Cette séquence, au même titre que le reste du film, est visuellement superbe et mise en scène de manière brillante. Après tout, il ne s'agit là que d'une énième et ultime démonstration du talent dont Kubrick a toujours su faire preuve en matière de réalisation. Dans Eyes wide shut, peut-être même davantage que dans ses précédents long-métrages, la composition du cadre témoigne du sens aigu de l'esthétisme et de l'extrême précision du cinéaste. Inutile de répertorier tous les éléments qui contribuent à faire d'Eyes wide shut une réussite au niveau formel. Peut-être pouvons-nous au moins relever le jeu visuel du jaune, du bleu et du rouge, dans ce film où les couleurs ont une symbolique très forte.
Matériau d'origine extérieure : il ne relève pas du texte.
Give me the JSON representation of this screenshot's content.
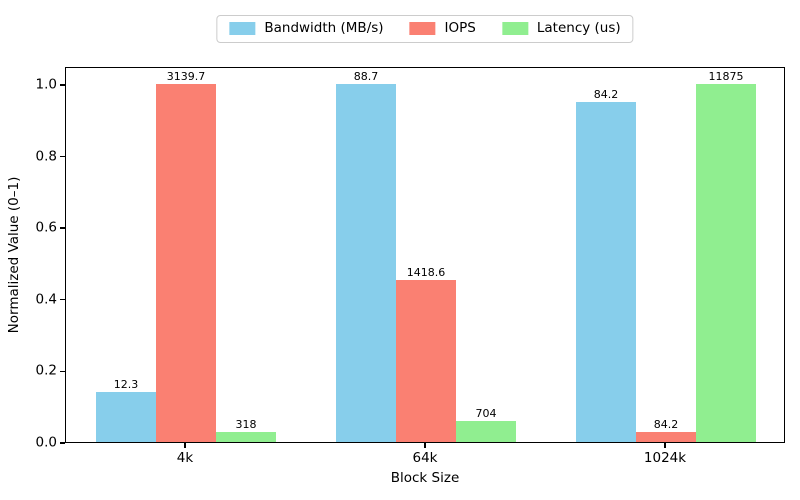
{
  "chart_data": {
    "type": "bar",
    "title": "",
    "xlabel": "Block Size",
    "ylabel": "Normalized Value (0–1)",
    "categories": [
      "4k",
      "64k",
      "1024k"
    ],
    "series": [
      {
        "name": "Bandwidth (MB/s)",
        "color": "#87CEEB",
        "values": [
          12.3,
          88.7,
          84.2
        ],
        "bar_labels": [
          "12.3",
          "88.7",
          "84.2"
        ]
      },
      {
        "name": "IOPS",
        "color": "#FA8072",
        "values": [
          3139.7,
          1418.6,
          84.2
        ],
        "bar_labels": [
          "3139.7",
          "1418.6",
          "84.2"
        ]
      },
      {
        "name": "Latency (us)",
        "color": "#90EE90",
        "values": [
          318,
          704,
          11875
        ],
        "bar_labels": [
          "318",
          "704",
          "11875"
        ]
      }
    ],
    "normalization": "each series divided by its own maximum",
    "ylim": [
      0,
      1.05
    ],
    "yticks": [
      0.0,
      0.2,
      0.4,
      0.6,
      0.8,
      1.0
    ],
    "ytick_labels": [
      "0.0",
      "0.2",
      "0.4",
      "0.6",
      "0.8",
      "1.0"
    ],
    "grid": false,
    "legend_position": "upper center, outside plot",
    "bar_group_offsets": [
      -0.25,
      0,
      0.25
    ],
    "bar_width_data_units": 0.25,
    "axis_color": "#000000",
    "background_color": "#ffffff"
  }
}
Comment clore la filmographie de Stanley Kubrick d'une meilleure manière que par un tel chef-d'oeuvre ? Il s'agit là d'une cruelle conclusion qui met un terme à la longue réflexion cinématographique qu'il a mené à travers ses treize long-métrages. De Fear and Desire à Eyes wide shut, la boucle est bouclée, sans pour autant que cet ultime film ne permette d'éclaircir l'énigme Kubrick. Au contraire, cette œuvre tout en suggestion et en interprétations multiples se refuse à livrer la moindre explication au spectateur, et s'achève simplement sur cette réponse terrible mais surtout salvatrice prononcée par Nicole Kidman lorsque Tom Cruise lui demande ce qu'il y a de si urgent à faire après toute cette sombre histoire : « fuck ».

 

Revu le 16 Mai 2014, à la filmothèque du Quartier latin, salle Marilyn, en VO.